Yorkshire Building Society is to wind-down its offshore subsidiary Yorkshire Guernsey following a full strategic review.
Yorkshire said that in light of changes in the regulatory regime in the UK it has concluded that a wind-down was the best option.
Yorkshire Guernsey employs 14 people on the island and has around 6,000 local and off-island customers with £800m in deposits. Yorkshire announced last year it was conducting a strategic review on the future of Yorkshire Guernsey.
It considered a number of options including a potential change in its legal status, sale to a third party or an orderly wind-down of its operations.
All deposits in Yorkshire Guernsey will remain fully supported by the society until they are returned to customers or transferred to an alternative deposit taker of their choice.
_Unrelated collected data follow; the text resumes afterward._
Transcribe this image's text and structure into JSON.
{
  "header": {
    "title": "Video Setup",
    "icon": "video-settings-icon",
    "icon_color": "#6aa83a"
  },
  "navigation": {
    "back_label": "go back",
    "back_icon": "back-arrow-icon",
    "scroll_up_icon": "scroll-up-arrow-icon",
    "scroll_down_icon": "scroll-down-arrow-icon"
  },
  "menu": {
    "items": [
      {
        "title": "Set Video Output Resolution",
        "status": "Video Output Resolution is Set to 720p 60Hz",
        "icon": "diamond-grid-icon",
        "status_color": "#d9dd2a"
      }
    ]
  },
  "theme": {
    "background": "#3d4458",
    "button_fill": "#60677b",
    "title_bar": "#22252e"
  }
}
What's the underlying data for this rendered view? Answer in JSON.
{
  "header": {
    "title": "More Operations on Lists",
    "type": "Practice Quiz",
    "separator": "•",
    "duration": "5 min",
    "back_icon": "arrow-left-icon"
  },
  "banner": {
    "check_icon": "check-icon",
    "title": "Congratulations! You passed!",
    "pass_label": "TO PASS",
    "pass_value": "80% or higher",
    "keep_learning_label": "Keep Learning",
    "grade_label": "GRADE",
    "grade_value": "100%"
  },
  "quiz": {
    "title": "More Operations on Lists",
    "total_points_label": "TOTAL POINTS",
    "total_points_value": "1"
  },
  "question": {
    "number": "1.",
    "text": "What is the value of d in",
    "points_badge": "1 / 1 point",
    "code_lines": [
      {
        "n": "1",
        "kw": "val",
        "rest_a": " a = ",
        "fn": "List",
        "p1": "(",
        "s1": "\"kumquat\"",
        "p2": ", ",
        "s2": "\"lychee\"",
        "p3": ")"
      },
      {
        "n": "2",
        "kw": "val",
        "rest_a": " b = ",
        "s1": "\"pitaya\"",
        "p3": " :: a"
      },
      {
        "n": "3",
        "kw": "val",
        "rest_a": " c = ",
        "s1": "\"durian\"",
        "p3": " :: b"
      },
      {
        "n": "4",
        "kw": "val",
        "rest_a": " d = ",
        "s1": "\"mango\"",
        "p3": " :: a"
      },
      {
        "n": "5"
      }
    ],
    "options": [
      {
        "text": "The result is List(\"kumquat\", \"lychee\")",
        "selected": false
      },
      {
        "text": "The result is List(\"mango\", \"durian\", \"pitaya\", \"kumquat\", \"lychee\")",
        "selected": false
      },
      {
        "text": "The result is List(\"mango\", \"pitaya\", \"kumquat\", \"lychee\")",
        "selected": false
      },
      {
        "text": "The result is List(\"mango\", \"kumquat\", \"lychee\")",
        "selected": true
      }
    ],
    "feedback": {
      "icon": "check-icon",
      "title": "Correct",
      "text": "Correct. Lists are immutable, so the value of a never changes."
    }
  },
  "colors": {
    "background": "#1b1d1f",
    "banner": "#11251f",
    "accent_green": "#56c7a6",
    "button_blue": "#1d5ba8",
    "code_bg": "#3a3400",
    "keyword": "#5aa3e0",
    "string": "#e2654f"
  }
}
The society said customers do not need to take any immediate action.
Iain Cornish, Yorkshire’s chief executive, said “Our offshore operation has been very successful and a valuable asset to the society since its launch in 1990, however recent changes to the treatment of offshore deposit-taking subsidiaries now means that it can no longer serve its original role.”
When Yorkshire Guernsey was set up customers did not have to declare their tax, but regulatory changes introduced at the end of last year mean the sums no longer add up for the society.
“We will work closely to support all affected staff members as the business is wound down,” said Mr Cornish.